La visión de la pastora puso pasmo en todos los corazones, y fué caso de edificación en el lugar. Solamente el hijo de la ventera, que había andado por luengas tierras, osó negar el milagro. Las mujerucas de la aldea augurábanle un castigo ejemplar. Adega, cada vez más silenciosa, parecía vivir en perpetuo ensueño. Eran muchos los que la tenían en olor de saludadora. Al verla desde lejos, cuando iba por yerba al prado o con grano al molino, las gentes que trabajaban los campos dejaban la labor y pausadamente venían á esperarla en el lindar de la vereda. Las preguntas que le dirigían eran de un candor milenario. Con los rostros resplandecientes de fe, en medio de murmullos piadosos, los aldeanos pedían nuevas de sus difuntos: Parecíales que si gozaban de la bienaventuranza, se habrían mostrado a la pastora, que al cabo era de la misma feligresía. Adega bajaba los ojos vergonzosa. Ella tan sólo había visto a Dios Nuestro Señor, con aquella su barba nevada y solemne, los ojos de dulcísimo mirar y la frente circundada de luz. Oyendo a la pastora las mujeres se hacían cruces y los abuelos de blancas guedejas la bendecían con amor.
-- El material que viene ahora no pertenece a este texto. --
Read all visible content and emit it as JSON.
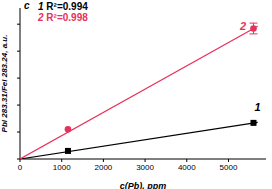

Andando el tiempo la niña volvió a tener nuevas visiones. Tras aquellas nubes de fuego que las primeras veces deslumbraron sus ojos, acabó por distinguir tan claramente la Gloria que hasta el rostro de los santos reconocía. Eran innumerables: Patriarcas de luenga barba, vírgenes de estática sonrisa, doctores de calva sien, mártires de resplandeciente faz, monjes, prelados y confesores. Vivían en capillas de plata cincelada, bordadas de pedrería como la corona de un rey. Las procesiones se sucedían unas a otras, envueltas en la bruma luminosa de la otra vida. Precedidas del tamboril y de la gaita, entre pendones carmesí y cruces resplandecientes, desfilaban por fragantes senderos alfombrados con los pétalos de las rosas litúrgicas que ante el trono del Altísimo deshojan día y noche los serafines. Mil y mil campanas prorrumpían en repique alegre, bautismal, campesino. Un repique de amanecer, cuando el gallo canta y balan en el establo las ovejas. Y desde lo alto de sus andas de marfil, Santa Baya de Cristamilde, San Berísimo de Céltigos, San Cidrán, Santa Minia, San Clodio, San Electus, tornaban hacia la pastora el rostro pulido, sonrosado, riente. ¡También ellos, los viejos tutelares de las iglesias y santuarios de la montaña, reconocían a su sierva! Oíase el murmullo solemne, misterioso y grave de las letanías, de los salmos, de las jaculatorias. Era una agonía de rezos ardientes, y sobre ella revoloteaba el áureo campaneo de las llaves de San Pedro. Zagales que tenían por bordones floridas varas, guardaban en campos de lirios ovejas de nevado, virginal vellón, que acudían á beber el agua de fuentes milagrosas cuyo murmullo semeja rezos informes. Los zagales tocaban dulcísimamente pífanos y flautas de plata, las zagalas bailaban al son, agitando los panderos de sonajas de oro. ¡En aquellas regiones azules no había lobos, los que allí pacían eran los rebaños del Niño Dios!… Y tras montañas de fantástica cumbre, que marcan el límite de la otra vida, el sol, la luna y las estrellas se ponen en un ocaso que dura eternidades. Blancos y luengos rosarios de ánimas en pena giran en torno, por los siglos de los siglos. Cuando el Señor se digna mirarlas, purificadas, felices, triunfantes, ascienden a la gloria por misteriosos rayos de luminoso, viviente polvo.

Después de estás muestras que Dios Nuestro Señor le daba de su gracia, la pastora sentía el alma fortalecida y resignada. Se aplicaba al trabajo con ahínco, abrazábase enternecida al cuello de las vacas, y hacía cuanto los amos la ordenaban, sin levantar los ojos, temblando de miedo bajo sus harapos.